Hello fellow Julians!

In my code the bottleneck step is a batched ComplexF64 matrix multiplication of the form `C[i,k,n] = conj(A)[j,i,n] * B[j,k,n].`

Naively, one should loop over `n`

and do in-place multiplication. However, in the case of floats, it seems that tullio can speed things up considerably. Is it possible to do something better in the complex case as well? Can you help me optimize things further?

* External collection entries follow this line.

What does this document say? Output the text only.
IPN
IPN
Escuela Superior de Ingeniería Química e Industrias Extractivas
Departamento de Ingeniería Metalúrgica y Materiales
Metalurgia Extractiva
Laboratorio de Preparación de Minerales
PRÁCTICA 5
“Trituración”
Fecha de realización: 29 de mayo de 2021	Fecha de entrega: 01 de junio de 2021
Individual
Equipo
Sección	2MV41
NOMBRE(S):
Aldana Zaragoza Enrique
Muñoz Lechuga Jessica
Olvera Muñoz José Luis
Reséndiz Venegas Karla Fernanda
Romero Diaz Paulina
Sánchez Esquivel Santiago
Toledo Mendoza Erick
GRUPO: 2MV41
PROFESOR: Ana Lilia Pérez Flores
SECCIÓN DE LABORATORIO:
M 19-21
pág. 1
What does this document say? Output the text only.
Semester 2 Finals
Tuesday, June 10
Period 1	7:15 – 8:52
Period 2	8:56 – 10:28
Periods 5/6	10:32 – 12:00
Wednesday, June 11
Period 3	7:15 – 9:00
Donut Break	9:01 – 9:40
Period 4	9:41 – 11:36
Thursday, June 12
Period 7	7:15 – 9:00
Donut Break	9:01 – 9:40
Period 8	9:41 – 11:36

To start off, here’s a reference implementation:

```
using LinearAlgebra
using BenchmarkTools
BLAS.set_num_threads(1)
N, M, K = 500, 10, 200
A = rand(ComplexF64,N,M,K)
B = rand(ComplexF64,N,M,K)
C = zeros(ComplexF64,M,M,K);
function batch_zgemm1!(C,A,B)
for k in axes(C,3)
@views mul!(C[:,:,k],A[:,:,k]',B[:,:,k])
end
return C
end
@btime batch_zgemm1!($C, $A, $B) # 4.561 ms (0 allocations: 0 bytes)
```

A few notes:

- I require complex matrices with full precision for my use case.
- Typical problem sizes for me are
`N = 500-1500`

,`M = 2-20`

,`K = 100-1600`

. - I am aware that MKL has a batched matrix multiplication library, but it would be good to have a pure-Julia solution for my non-Intel computer.
- The individual multiplications are large enough that BLAS benefits from multithreading, so paralellizing over
`K`

doesn’t offer any obvious improvements.